Well known by anymore who has experience in the field.
So you think what works in a studio works in a home environment. Do you live in a studio? I don't!
I live in a purpose built room for MY visual and listening pleasure. I posted two pairs of my speaker
in "Most beautiful speakers." Hand crafted and hand built.
What I did for a living is a lot more complex than any music room ever built. I assure YOU of that. BUT
I did fix or build most of the equipment that it takes to build a music room, if that makes you feel better
about using that equipment to make YOUR living. LOL
I made the equipment and you used the equipment, who are you Tom Cruz in "Wheels of Thunder?"
90% of the engineers I worked with SELDOM locked horns with the mechanic, I assure you, that is where
I started, not ended.
No one wants a listening room to sound anything like a studio.
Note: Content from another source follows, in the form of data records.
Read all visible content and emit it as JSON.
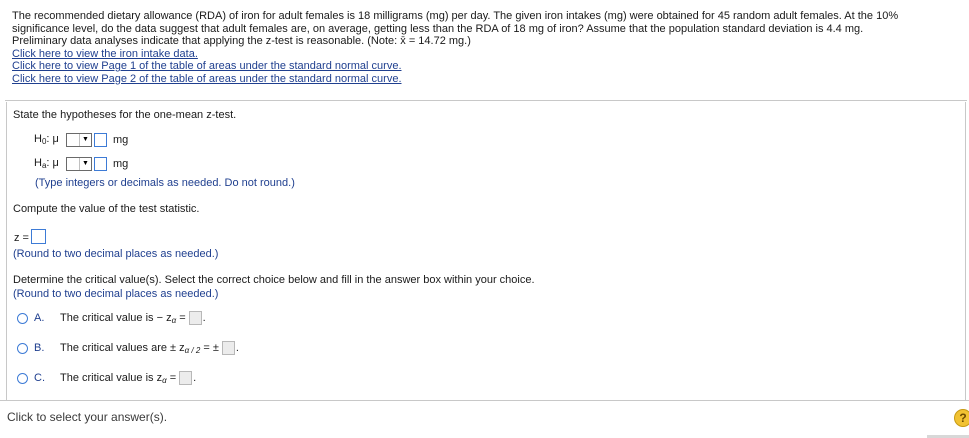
{
  "problem": {
    "line1": "The recommended dietary allowance (RDA) of iron for adult females is 18 milligrams (mg) per day. The given iron intakes (mg) were obtained for 45 random adult females. At the 10%",
    "line2": "significance level, do the data suggest that adult females are, on average, getting less than the RDA of 18 mg of iron? Assume that the population standard deviation is 4.4 mg.",
    "line3": "Preliminary data analyses indicate that applying the z-test is reasonable. (Note: x̄ = 14.72 mg.)",
    "links": [
      "Click here to view the iron intake data.",
      "Click here to view Page 1 of the table of areas under the standard normal curve.",
      "Click here to view Page 2 of the table of areas under the standard normal curve."
    ]
  },
  "hypotheses": {
    "prompt": "State the hypotheses for the one-mean z-test.",
    "h0_symbol": "H",
    "h0_sub": "0",
    "ha_symbol": "H",
    "ha_sub": "a",
    "mu": ": μ",
    "unit": "mg",
    "dropdown_arrow": "▼",
    "hint": "(Type integers or decimals as needed. Do not round.)"
  },
  "statistic": {
    "prompt": "Compute the value of the test statistic.",
    "label": "z =",
    "hint": "(Round to two decimal places as needed.)"
  },
  "critical": {
    "prompt": "Determine the critical value(s). Select the correct choice below and fill in the answer box within your choice.",
    "hint": "(Round to two decimal places as needed.)",
    "choices": [
      {
        "letter": "A.",
        "text": "The critical value is  − z",
        "sub": "α",
        "suffix": " ="
      },
      {
        "letter": "B.",
        "text": "The critical values are  ± z",
        "sub": "α / 2",
        "suffix": " = ±"
      },
      {
        "letter": "C.",
        "text": "The critical value is z",
        "sub": "α",
        "suffix": " ="
      }
    ]
  },
  "footer": {
    "status": "Click to select your answer(s).",
    "help": "?"
  }
}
Ken Bassett a wonderful musician, technician,
song writer, and mixing artist has a mixing room and playback room. They are not the same or even close.
BTW he built kidney dialysis machines for the first company to introduce, peritoneal dialysis to the world.
Very prestigious credentials considering most of the instruments he plays he built with the exception to his
prize Martins.
I'm alway most impressed by those that DO for a living not measure mine, by a standard that is 75%
personally subjective along with mixing music. Music is 100% subjective or the tune of the day might
be cannon vollies timed correctly and vocals by Yoko Ono. Someone recorded that shit! Yes, No!
My point is simple, don't bad mouth what is working for almost everybody listening to music. No one cares
about 100, 50 or 25% absorption in the real world of listening. How does it sound after it's done is the
question for me. Drapes don't work and carpets don't help, sure they don't. I just saw a pig fly too.
I'll withhold my regards if you don't mind.